[time-nuts] Speaking of Costas loops

Magnus Danielson magnus at rubidium.dyndns.org
Thu Jul 4 04:15:47 EDT 2013


Hi Ed,

On 07/02/2013 08:21 PM, ed breya wrote:
> Here we go again - the first send didn't seem to get through. This is
> the second attempt.
>
> This talk of Costas loops reminded me of something I wanted to
> investigate some day. I read somewhere a while back about carrier-phase
> measurements, and various methods for recovering the GPS carrier
> frequencies, including the Costas loop, and something with
> carrier-squaring. Nothing I found showed actual examples or detail of
> how this is done, only high-order mathematical descriptions.
>
> For my needs, I'm more of a frequency-nut - I usually don't care about
> getting time info, but I'd like perfect 10 MHz for reference. Can using
> only the carriers lead to simple ways to get the same (or better)
> frequency stability as a conventional GPSDO, but without the time and
> location info, or is it pointless to worry about it, and just go with
> full GPS decoding of everything?

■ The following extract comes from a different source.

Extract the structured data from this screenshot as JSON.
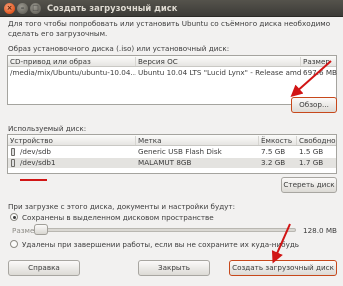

Or, is carrier-phase just an
> enhancement only if you already have the full GPS info?
>
> I know that the group could redesign the whole GPS system with tubes if
> necessary, considering recent philosophical discussions on that, so I
> think there's plenty of knowledge here about carrier-phase related stuff
> too.

Just using the carrier phase in bare form isn't directly useful, as it 
will be shifted in frequency by the doppler, creating a 1,57542 GHz +/- 
6 kHz. If you decode the message (isn't all that much work) you get the 
nav messaeg, the detailed orbits and can correct using that, but once 
you got this far you could just as well do full nav message.